Keempat, Jokowi tidak populer di kelompok pemilih Islam politik. LSI Denny JA menanyakan pertanyaan khusus kepada pemilih Islam, bagaimana pendapat mereka tentang pandangan bahwa agama harus dipisah dari politik. Sebesar 47.8 persen menyatakan bahwa agama dan politik adalah satu kesatuan.
“Agama tidak boleh dipisahkan dari politik. Sementara sebesar 35.8 persen
menyatakan bahwa agama harus dipisahkan dari politik. Dari mereka yang menyatakan bahwa agama harus dipisahkan dari politik, mayoritas (56.4%) menyatakan akan memilih Jokowi. Hanya 39.7 persen yang menyatakan akan memilih capres lainnya,” kata dia.

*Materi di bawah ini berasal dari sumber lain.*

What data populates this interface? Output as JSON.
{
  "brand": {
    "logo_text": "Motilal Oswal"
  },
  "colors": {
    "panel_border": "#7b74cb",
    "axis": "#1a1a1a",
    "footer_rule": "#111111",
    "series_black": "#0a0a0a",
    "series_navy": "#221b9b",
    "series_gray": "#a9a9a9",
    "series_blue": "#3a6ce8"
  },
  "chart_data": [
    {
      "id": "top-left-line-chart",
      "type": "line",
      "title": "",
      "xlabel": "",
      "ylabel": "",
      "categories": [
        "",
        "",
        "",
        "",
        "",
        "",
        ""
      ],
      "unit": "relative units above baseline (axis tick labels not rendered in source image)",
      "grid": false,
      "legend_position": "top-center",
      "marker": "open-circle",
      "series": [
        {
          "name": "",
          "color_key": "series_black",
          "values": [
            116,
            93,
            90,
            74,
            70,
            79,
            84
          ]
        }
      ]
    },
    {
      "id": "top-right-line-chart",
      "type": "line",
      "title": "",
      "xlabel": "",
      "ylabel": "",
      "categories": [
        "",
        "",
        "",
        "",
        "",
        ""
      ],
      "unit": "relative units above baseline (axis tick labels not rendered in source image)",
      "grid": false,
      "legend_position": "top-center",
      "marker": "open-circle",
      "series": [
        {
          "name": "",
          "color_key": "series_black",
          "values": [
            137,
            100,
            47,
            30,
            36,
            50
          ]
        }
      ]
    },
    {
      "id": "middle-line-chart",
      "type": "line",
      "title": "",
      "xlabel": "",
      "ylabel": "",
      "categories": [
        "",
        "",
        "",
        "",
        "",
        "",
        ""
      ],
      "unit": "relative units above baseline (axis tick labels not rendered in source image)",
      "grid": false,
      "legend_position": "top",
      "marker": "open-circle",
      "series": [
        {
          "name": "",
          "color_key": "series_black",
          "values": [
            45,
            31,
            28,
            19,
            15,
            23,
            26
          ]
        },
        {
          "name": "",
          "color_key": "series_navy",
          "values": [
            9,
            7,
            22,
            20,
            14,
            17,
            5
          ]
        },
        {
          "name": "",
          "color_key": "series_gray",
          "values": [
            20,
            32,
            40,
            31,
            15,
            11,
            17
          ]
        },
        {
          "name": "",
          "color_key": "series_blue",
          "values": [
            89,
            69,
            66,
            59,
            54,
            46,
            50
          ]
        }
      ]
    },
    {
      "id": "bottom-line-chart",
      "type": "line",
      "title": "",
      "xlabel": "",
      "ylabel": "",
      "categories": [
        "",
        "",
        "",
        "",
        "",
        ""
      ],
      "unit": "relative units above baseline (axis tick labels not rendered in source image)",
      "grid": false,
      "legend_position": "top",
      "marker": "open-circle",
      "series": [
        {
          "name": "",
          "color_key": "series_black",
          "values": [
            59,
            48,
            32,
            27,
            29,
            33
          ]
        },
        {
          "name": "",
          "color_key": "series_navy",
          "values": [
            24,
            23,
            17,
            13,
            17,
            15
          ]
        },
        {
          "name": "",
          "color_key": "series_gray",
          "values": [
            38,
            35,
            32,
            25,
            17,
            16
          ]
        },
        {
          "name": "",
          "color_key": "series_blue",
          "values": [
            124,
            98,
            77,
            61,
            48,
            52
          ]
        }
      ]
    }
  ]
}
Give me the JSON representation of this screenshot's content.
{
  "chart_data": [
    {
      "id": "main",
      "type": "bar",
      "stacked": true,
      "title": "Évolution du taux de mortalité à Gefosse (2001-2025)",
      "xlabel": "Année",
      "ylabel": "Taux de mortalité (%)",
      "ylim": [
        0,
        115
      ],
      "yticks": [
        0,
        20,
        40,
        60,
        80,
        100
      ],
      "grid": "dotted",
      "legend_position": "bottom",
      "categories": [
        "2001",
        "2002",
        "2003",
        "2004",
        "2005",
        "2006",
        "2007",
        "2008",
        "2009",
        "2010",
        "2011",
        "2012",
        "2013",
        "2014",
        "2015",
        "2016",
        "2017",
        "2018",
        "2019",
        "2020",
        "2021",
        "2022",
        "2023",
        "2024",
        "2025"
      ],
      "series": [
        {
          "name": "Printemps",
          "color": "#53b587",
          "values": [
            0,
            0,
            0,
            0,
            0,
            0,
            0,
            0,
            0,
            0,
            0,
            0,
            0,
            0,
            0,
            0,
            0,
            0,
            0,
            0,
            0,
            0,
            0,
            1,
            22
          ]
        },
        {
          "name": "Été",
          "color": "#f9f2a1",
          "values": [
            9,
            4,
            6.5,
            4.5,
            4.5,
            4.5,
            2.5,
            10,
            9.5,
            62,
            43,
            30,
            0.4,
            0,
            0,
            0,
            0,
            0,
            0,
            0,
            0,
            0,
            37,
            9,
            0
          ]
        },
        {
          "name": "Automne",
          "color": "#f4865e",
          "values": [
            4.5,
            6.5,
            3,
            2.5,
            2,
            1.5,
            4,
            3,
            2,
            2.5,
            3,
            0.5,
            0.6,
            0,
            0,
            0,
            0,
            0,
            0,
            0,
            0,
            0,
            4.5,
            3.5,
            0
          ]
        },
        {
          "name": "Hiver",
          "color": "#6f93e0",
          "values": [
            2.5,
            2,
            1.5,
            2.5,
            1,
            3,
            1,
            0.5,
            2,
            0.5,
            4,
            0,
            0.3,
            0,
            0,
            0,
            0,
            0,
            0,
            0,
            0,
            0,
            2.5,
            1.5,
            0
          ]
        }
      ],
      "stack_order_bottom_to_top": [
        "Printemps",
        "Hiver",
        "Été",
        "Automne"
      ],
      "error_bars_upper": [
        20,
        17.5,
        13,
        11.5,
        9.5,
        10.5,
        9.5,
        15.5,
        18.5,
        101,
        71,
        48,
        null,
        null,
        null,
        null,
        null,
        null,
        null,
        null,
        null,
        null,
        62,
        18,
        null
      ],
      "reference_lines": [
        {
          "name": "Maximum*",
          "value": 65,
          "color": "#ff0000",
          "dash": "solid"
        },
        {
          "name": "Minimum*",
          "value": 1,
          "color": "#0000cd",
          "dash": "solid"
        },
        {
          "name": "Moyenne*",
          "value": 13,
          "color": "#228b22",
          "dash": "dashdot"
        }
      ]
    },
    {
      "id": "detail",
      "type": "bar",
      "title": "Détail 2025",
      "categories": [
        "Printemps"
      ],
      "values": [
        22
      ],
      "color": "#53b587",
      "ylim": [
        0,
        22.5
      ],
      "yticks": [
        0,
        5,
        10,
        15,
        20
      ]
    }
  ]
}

Sementara pada pemilih yang menyatakan bahwa agama dan politik tak dapat dipisahkan, justru lebih banyak yang inginkan presiden baru, yaitu sebesar 43.99 persen. Dan sebesar 39.3 persen menyatakan akan memilih Jokowi. “Data ini menunjukan bahwa Jokowi kalah populer di komunitas Islam politik
yang sedang menggeliat,” kata dia.
Kelima, Jokowi dinilai publik masih lemah dan bisa dikalahkan. Survei ini menunjukan bahwa hanya sebesar 32.28 persen yang menyatakan Jokowi kuat dan akan menang. Dan sebesar 28.02 persen menyatakan bahwa Jokowi masih bisa dikalahkan. Sementara sebesar 39.70 persen menyatakan tidak tahu.
Lalu siapakah cawapres paling potensial? LSI Denny JA mengembangkan sebuah metode baru dalam mengukur potensi dan kelayakan cawapres. Metode yang digunakan adalah expert judgment. Metode ini dikembangkan karena pengalaman pilpres 2009.
“Ketika SBY sebagai petahana saat itu memilih Boediono sebagai cawapres. Boediono bukanlah tokoh yang saat itu memiliki elektabilitas yang tinggi. Namun SBY memiliki kriteria dan pertimbangan lain dalam memilih Boediono. Oleh karena itu, LSI Denny JA mengembangkan metode baru yang tidak hanya mempertimbangkan elektabilitas dalam mengukur potensi dan kelayakan cawapres,” katanya.